Emphasis on Business Development and Diversity
As she makes her rounds through community events, residents of Pooler now share a common sentiment with Williams: they want diversity of businesses.
“What I’m hearing from people and I tend to agree is that we have the same type of businesses. I love nail salons and I get my nails done like everybody else, but when communities have strip mall after strip mall with the same type of businesses going in there, we need to make sure that different businesses and services are added as well,” she says.
She notes that the City Council does not select the businesses that come. The land is owned by a developer or an individual, and it’s zoned a certain way, whether it’s residential, commercial or industrial. It is the owner’s responsibility to find individual leases for what goes in the developments.
Williams believes the mom and pop shops really have a great opportunity in Pooler. “There’s a woman who recently turned her home hair braiding business for the African-American community into a brick and mortar business,” she notes. “This is what’s needed. And it’s something different. I love that there are opportunities, but we just need to reach out and say to the public, to those companies, we want you here,” she adds.
Williams notes with enthusiasm her support of the new Executive Director of the Chamber of Commerce. “The Chamber’s on fire and really working hard working on business development as well,” she says.
The Passionate Tree Lady
Councilwoman Williams and other council members may not have the final say on what businesses choose to set up shop, but she can have an impact on the appearance of the development and the environment.
Often referenced as “the Tree Lady,” Williams got this title during her first year on City Council. She coordinated and implemented the first annual “Plant a Tree for Free” for residents in honor of Georgia Arbor Day, which is now a yearly event with support of the full council.
Additionally, she takes great pride in the aesthetics of Pooler. Williams worked with the Savannah Tree Foundation and the City Planner to update each section of the Tree Ordinance.

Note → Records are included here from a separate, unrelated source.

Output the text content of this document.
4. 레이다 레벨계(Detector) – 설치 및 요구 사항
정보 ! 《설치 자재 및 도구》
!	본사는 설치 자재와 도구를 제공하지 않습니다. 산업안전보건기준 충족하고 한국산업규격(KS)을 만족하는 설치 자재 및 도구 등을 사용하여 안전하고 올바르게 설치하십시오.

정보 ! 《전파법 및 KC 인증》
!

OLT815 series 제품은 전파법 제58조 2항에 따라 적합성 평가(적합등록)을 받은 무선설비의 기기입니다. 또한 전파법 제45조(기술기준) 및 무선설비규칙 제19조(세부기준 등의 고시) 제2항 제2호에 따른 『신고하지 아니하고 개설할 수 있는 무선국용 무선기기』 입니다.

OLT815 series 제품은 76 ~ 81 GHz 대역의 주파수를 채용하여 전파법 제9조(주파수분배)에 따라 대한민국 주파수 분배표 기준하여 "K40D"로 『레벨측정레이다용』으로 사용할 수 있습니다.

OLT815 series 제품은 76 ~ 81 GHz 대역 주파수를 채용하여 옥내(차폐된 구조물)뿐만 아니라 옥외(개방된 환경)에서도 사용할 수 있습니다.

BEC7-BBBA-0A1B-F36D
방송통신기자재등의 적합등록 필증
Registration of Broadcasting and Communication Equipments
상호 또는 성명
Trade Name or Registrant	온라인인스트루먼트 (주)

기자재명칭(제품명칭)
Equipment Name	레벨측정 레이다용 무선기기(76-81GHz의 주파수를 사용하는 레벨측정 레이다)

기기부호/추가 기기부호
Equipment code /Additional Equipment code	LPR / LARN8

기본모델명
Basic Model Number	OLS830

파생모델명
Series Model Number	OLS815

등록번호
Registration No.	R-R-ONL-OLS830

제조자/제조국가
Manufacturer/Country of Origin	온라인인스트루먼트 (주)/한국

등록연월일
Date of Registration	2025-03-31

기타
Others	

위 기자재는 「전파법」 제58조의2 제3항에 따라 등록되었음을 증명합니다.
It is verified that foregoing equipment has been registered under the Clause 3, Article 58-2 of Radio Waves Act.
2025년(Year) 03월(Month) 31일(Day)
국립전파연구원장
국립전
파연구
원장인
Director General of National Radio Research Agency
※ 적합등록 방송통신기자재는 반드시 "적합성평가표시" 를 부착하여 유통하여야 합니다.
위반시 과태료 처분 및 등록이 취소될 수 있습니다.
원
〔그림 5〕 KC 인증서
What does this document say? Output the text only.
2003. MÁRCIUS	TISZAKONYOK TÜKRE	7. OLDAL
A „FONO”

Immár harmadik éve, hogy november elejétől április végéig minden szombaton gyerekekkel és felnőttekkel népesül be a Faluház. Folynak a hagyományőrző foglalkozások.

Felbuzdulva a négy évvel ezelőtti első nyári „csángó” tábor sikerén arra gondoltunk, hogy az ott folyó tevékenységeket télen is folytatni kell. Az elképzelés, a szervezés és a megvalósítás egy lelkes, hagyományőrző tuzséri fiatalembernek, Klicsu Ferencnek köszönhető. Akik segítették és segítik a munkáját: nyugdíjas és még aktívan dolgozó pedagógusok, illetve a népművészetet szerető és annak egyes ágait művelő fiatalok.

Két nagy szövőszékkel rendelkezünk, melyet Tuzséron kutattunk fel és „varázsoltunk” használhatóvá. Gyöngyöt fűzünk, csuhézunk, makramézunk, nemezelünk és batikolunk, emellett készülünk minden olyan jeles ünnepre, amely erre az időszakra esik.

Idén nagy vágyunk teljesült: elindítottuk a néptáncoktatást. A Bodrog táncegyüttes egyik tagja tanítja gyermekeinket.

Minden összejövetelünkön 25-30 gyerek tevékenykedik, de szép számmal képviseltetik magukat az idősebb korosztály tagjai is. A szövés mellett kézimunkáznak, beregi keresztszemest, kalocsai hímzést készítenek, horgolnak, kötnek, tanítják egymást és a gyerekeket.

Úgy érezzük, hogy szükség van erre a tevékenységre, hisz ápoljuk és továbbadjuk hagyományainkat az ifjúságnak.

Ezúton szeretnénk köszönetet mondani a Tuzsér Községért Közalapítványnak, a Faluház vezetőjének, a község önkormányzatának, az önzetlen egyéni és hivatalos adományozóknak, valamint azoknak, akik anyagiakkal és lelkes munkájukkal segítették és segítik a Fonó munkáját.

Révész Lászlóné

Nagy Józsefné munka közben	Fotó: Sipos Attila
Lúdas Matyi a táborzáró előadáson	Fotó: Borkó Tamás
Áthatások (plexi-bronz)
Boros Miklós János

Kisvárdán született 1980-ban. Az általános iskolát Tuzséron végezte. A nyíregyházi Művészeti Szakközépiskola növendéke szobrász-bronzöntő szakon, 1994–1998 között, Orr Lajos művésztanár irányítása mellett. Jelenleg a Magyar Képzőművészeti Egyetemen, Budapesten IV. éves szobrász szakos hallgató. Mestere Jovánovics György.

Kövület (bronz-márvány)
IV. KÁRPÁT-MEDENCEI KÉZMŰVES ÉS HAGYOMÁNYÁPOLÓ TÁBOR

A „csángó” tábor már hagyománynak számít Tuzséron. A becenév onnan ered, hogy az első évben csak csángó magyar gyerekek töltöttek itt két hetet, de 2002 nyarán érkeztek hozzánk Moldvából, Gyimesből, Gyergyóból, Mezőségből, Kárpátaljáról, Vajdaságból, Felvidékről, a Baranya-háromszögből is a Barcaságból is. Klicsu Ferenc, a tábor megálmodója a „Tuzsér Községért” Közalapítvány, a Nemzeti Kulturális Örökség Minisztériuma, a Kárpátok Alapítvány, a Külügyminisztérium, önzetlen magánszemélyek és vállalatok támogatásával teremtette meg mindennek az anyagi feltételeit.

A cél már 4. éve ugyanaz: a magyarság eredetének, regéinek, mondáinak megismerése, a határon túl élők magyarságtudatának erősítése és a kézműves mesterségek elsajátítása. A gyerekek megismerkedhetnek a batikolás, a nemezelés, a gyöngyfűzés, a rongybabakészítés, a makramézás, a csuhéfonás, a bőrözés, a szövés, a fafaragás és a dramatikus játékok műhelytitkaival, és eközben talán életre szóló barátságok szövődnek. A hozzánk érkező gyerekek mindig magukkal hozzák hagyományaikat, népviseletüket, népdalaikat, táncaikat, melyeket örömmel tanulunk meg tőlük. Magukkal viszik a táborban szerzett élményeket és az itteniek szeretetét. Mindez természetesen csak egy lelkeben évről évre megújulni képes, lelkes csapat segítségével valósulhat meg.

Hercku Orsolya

“We have a Tree Fund and over the years we’ve worked hard on the tree ordinance to assure developers are not just paying into the Tree Fund. We want them to plant the trees. We have changed the type of trees that are on our approved list as well,” she adds. She will ask developers in meetings why more trees aren’t being planted on the property. Williams asks them to squeeze more trees in and they usually can.
Currently, the tree ordinance specifies that 15 trees per acre are planted. “Most businesses want their establishments to look nice. They plant the trees required by the city and then they add shrubbery, small ponds or add flowering plants to enhance the property,” she adds.
Then there’s some businesses that will plant only trees and nothing else. “In my opinion, this is wrong. Because they are clear cutting the property, it’s going to take years for those new trees to provide shade, to provide habitat for wildlife and birds. That’s not what I want for our city. I don’t want just bare minimum standards for Pooler. We can do better,” she adds.
An Eye on the Future
Williams is also passionate about the school system and the educational resources that Pooler will need in the future. With a census hovering at around 26,000, Pooler’s expected capacity is around 50,000 residents.
“We need to be proactive and think about where our children will be educated. Elementary schools require 12 acres; middle schools require 15 acres and high schools need 18 acres,” she notes. “If the School Board does not buy the land now using a bond for instance, pay it off slowly and be ready for this growth, there’s not going to be any land in Pooler to build these schools that will be needed,” she adds.
The Councilwoman has a vested interest with four generations of her family now living in Pooler, including two grandchildren.
“Infrastructure is key. We can look at what other cities have done and use that information to make the best decisions for the future. Again, that goes back to gathering information and communication. I believe if we continue to work as a region, we can shape Pooler to become the most desired place to live in Chatham County,” she says.